Ajip Rosidi (1966;1983) dan Tini Kartini serta kawan-kawan (1979) membicarakan karangan-karangan Yuhana secara keseluruhan.
Genjlong Garut
Buku ini karangan Muhamad Sanusi yang terbit pada tahun 1920. ceritera ditulis berupa Wawacan.
Isinya menceritakan pemberontakan Haji Hasan di Cimareme Garut,
terhadap pemerintah jajahan. Oleh karena isinya dianggap membahayakan,
pemerintah Belanda lalu memenjarakan pengarangnya. Muhamad Sanusi adalah
salah seorang pejuang kemerdekaan yang pernah dibuang ke Digul.
Graaf de Monte Cristo
Sebuah novel saduran dari sastra Perancis karya Alexander Dumas yang berjudul Graaf de Monte Cristo. Saduran dikerjakan oleh R. Satjadibrata; diterbitkan di Jakarta
oleh Balai Pustaka tahun 1928. buku ini terdiri atas 6 jilid; jilid
pertama tebalnaya 88 halaman, jilid kedua tebalnya 102 halaman, jilid
ketiga tebalnya 106 halaman, jilid keempat tebalnya 130 halaman, jilid
kelima tebalnya 116 halaman, dan jilid keenam tebalnya 107 halaman.
Hujan Munggaran
Sebuah kumpulan ceritera pendek karangan Ayatrohaedi.
Diterbitkan di Jakarta oleh penerbit balai Pustaka tahun 1960, dan
tebal 76 halaman. Dalam buku ini terkumpul enam buah ceritera pendek
yang ditulis pengarangnya pada tahun 1957. Keenam cerpen ini ditulis di Jakarta. Namun, Latar peristiwa (ceritera) hampir dapat dipastikan adalah kota
kelahiran pengarang sendiri (Jatiwangi). Hal ini lebih jelas apabila
dihubungkan dengan catatan pengarang di halaman muka yang berbunyi, “Minangka pamulang tarima ka Jatiwangi”. (Sebagai balas budi kepada Jatiwangi).
Keenam cerita pendek itu berturut-turut ialah: “Gorombolan, Bulan Ngempur, Hujan Munggaran, Nu Lleuwih Penting, Cengcelengan, dan Wartawan”.
Cerita pendek Hujan Munggaran menceritakan pertemuan aku dengan Sri yang pernah bersama-sama sekolah di Jakarta.
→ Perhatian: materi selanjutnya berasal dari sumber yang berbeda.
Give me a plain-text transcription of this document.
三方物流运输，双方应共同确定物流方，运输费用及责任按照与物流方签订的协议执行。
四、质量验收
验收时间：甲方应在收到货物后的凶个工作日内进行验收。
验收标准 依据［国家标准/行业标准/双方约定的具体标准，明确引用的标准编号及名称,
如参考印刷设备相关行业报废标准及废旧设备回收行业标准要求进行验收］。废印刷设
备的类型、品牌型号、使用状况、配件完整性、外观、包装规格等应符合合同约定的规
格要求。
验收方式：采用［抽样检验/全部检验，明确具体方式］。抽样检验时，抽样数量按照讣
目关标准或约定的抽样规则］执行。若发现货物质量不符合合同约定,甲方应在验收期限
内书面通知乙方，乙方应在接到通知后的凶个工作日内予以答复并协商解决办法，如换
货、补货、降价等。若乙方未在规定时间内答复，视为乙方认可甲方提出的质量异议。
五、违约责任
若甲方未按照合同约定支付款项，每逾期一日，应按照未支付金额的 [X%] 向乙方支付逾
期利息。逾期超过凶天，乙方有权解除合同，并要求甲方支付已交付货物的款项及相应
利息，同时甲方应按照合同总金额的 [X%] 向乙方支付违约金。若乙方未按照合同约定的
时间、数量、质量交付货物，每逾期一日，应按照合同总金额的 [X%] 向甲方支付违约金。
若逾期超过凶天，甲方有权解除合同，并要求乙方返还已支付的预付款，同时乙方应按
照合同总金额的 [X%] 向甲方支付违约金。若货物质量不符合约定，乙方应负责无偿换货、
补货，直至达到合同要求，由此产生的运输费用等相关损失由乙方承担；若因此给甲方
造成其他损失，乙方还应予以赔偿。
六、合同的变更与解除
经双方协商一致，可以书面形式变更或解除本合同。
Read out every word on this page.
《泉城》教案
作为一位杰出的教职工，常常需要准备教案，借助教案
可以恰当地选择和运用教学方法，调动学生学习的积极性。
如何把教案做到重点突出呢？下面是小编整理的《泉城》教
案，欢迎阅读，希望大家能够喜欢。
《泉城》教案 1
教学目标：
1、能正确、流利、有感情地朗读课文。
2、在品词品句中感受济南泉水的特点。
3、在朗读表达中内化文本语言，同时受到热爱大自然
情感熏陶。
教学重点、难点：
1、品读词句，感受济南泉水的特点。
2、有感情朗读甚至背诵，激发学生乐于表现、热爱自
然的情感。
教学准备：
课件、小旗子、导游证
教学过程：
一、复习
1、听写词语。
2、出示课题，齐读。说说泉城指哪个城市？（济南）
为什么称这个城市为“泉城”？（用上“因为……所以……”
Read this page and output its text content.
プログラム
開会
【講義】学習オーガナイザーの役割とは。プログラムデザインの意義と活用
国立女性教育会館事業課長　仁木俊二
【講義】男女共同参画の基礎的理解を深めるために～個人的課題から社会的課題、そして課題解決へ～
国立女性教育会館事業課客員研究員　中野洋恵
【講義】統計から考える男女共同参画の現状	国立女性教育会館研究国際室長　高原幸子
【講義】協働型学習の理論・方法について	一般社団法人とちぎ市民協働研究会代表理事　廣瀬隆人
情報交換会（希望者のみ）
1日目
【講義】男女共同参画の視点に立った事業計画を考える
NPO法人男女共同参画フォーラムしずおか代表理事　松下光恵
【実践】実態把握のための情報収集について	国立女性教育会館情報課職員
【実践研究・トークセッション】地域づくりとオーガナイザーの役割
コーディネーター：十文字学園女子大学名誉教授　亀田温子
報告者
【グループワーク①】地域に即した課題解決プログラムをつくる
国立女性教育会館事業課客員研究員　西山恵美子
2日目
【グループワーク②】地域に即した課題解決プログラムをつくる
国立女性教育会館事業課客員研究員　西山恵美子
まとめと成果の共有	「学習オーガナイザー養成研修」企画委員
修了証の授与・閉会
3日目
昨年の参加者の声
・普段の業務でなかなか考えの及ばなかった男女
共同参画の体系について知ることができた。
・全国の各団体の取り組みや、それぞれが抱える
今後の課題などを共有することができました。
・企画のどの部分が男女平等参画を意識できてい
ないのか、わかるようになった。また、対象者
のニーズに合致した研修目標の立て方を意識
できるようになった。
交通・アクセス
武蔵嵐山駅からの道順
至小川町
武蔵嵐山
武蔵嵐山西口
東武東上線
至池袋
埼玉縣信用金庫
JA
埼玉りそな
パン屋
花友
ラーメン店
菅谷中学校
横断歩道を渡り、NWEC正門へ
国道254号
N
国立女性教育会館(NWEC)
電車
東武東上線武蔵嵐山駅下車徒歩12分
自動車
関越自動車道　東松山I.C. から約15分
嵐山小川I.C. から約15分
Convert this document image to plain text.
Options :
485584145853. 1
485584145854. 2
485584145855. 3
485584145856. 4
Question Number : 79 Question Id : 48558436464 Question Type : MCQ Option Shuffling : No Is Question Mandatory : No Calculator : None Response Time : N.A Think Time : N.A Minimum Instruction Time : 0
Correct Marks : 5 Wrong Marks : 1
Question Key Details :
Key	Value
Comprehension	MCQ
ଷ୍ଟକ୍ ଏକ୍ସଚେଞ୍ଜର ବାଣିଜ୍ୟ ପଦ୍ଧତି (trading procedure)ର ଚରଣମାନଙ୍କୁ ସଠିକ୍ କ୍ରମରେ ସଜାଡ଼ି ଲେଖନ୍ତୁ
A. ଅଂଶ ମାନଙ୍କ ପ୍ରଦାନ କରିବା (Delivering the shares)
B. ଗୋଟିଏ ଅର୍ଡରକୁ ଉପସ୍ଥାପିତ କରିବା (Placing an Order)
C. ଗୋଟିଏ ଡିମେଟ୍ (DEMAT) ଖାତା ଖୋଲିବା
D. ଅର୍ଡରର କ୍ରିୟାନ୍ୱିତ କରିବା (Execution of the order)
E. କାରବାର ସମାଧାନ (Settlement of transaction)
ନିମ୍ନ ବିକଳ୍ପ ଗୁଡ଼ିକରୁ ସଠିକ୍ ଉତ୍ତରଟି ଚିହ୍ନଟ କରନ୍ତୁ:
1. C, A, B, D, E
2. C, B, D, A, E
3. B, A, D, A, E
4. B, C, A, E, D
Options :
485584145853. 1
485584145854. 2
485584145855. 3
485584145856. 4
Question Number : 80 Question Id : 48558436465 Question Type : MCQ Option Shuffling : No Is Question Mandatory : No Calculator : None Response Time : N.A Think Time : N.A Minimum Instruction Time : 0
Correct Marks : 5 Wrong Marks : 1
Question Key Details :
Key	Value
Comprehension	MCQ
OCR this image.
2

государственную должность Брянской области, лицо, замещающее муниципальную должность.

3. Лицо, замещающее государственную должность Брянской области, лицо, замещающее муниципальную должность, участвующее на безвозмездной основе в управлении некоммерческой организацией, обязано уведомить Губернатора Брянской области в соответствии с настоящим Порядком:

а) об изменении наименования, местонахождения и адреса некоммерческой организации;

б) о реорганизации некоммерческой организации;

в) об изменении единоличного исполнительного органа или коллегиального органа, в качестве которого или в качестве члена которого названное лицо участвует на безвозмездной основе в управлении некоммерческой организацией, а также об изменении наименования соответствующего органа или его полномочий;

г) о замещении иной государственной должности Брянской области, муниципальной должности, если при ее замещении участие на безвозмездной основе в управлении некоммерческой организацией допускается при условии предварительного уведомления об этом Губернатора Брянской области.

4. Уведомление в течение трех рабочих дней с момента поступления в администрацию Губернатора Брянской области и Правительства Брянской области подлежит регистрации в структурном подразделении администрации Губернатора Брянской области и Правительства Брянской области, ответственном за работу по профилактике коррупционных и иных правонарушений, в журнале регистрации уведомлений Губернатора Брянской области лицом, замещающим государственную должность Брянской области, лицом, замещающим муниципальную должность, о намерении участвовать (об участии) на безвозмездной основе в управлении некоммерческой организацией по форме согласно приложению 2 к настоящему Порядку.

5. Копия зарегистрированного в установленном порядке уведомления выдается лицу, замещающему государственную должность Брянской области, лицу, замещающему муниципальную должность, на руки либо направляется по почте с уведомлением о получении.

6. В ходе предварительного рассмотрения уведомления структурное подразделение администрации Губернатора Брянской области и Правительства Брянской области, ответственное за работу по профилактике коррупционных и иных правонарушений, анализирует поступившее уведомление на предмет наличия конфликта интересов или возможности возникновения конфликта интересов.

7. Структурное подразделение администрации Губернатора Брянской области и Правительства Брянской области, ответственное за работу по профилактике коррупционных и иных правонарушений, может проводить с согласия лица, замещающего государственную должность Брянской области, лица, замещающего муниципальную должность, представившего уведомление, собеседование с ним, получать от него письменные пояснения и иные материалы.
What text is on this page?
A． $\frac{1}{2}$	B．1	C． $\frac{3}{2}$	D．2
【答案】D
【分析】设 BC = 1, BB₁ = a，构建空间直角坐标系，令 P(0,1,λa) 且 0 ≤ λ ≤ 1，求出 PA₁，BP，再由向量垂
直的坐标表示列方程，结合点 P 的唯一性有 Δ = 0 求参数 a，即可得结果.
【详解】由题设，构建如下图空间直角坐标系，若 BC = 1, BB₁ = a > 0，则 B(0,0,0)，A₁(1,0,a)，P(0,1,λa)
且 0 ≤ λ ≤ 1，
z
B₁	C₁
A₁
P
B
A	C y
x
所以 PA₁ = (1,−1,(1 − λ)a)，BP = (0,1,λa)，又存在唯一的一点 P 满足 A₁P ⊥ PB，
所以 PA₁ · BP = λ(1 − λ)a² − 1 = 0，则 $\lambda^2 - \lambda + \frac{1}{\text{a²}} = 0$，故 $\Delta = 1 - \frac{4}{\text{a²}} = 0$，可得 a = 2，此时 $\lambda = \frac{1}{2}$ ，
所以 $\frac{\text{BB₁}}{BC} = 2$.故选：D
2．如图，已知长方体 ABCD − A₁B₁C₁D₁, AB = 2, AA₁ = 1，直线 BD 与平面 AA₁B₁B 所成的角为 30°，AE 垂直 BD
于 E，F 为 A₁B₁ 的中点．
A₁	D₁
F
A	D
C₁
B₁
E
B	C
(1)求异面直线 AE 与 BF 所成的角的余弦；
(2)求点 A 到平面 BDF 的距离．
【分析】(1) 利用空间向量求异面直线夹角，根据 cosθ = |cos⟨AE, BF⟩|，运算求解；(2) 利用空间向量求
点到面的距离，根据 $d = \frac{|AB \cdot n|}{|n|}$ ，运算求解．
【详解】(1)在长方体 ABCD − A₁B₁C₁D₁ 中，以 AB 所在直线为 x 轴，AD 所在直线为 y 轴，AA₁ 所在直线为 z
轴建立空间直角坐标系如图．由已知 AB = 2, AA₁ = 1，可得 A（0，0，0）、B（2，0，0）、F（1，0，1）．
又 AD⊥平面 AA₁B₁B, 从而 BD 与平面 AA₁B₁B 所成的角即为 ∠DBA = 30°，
Gadis sri memanggilnya untuk singgah ketika aku basah kuyup diguyur
hujan pertama di musim kemarau itu. Harapan yang sudah lama terpendam
pun muncul kembali karena semasa sekolah di Jakarta aku secara diam-diam sudah mulai menaruh hati kepada gadis itu. Namun, waktu itu Sri terlanjur cepat pindah ke Bandung
karena rupanya tidak senang akan gangguan teman sekelasnya yang bernama
Sidik. Pertemuan sekarang telah membuka harapan baru sekalipun aku
belum juga kuasa menyampaikan bisikan hatinya. Pada waktu aku pamitan
pulang, Sri menyerahkan sebuah amplop yang makin menghangatkan gejolak
hatinya. Akan tetapi bukan main kecewanya setelah aku mengetahui bahwa
amplop itu sebenarnya berisi surat undangan pernikahan Sri dengan Sidik, pemuda yang dulu sering mengganggunya itu.
Cerpen Gorombolan adalah lukisan demam kekhawatiran masyarakat akan gangguan gerombolan, sampai-sampai terjadi salah tangkap. Cerpen Nu Leuwih Penting, tentang ayahku yang tidak kuasa menolak setiap permintaan istrinya yang kedua, dan cerpen Wartawan yang menceritakan seorang wartawan yang selalu bertingkah dengan pekerjaannya itu.
Jagar Alit
Sebuah kumpulan sajak karya Godi Suwarna,
diterbitkan di Bandung oleh penerbit Rahmat Cijulang, tahun 1979, dan
tebal 58 halaman. Dalam buku ini terkumpul 58 buah sajak.
Judul buku diambil dari sajak pertama Jagat Alit.
Sajak ini berisi tentang lakon kehidupan manusia di dunia, yang
demikian singkat penuh ketidakberdayaan, dan hanya menunggu sang waktu.
Lakon apa pun yang akan terjadi semata-mata karena kehendak Yang Maha
Kuasa jua; perilaku wayang yang diibaratkannya sehingga akan
mengingatkan kita akan babasan (peribahasa) orang Sunda yang mengatakan bahwa hidup ini hanya darma wawayangan (sekedar berperan sebagai wayang). Hidup dan kumelendang (berkeliaran) di dunia hanya sebelum ajal datang menjemput.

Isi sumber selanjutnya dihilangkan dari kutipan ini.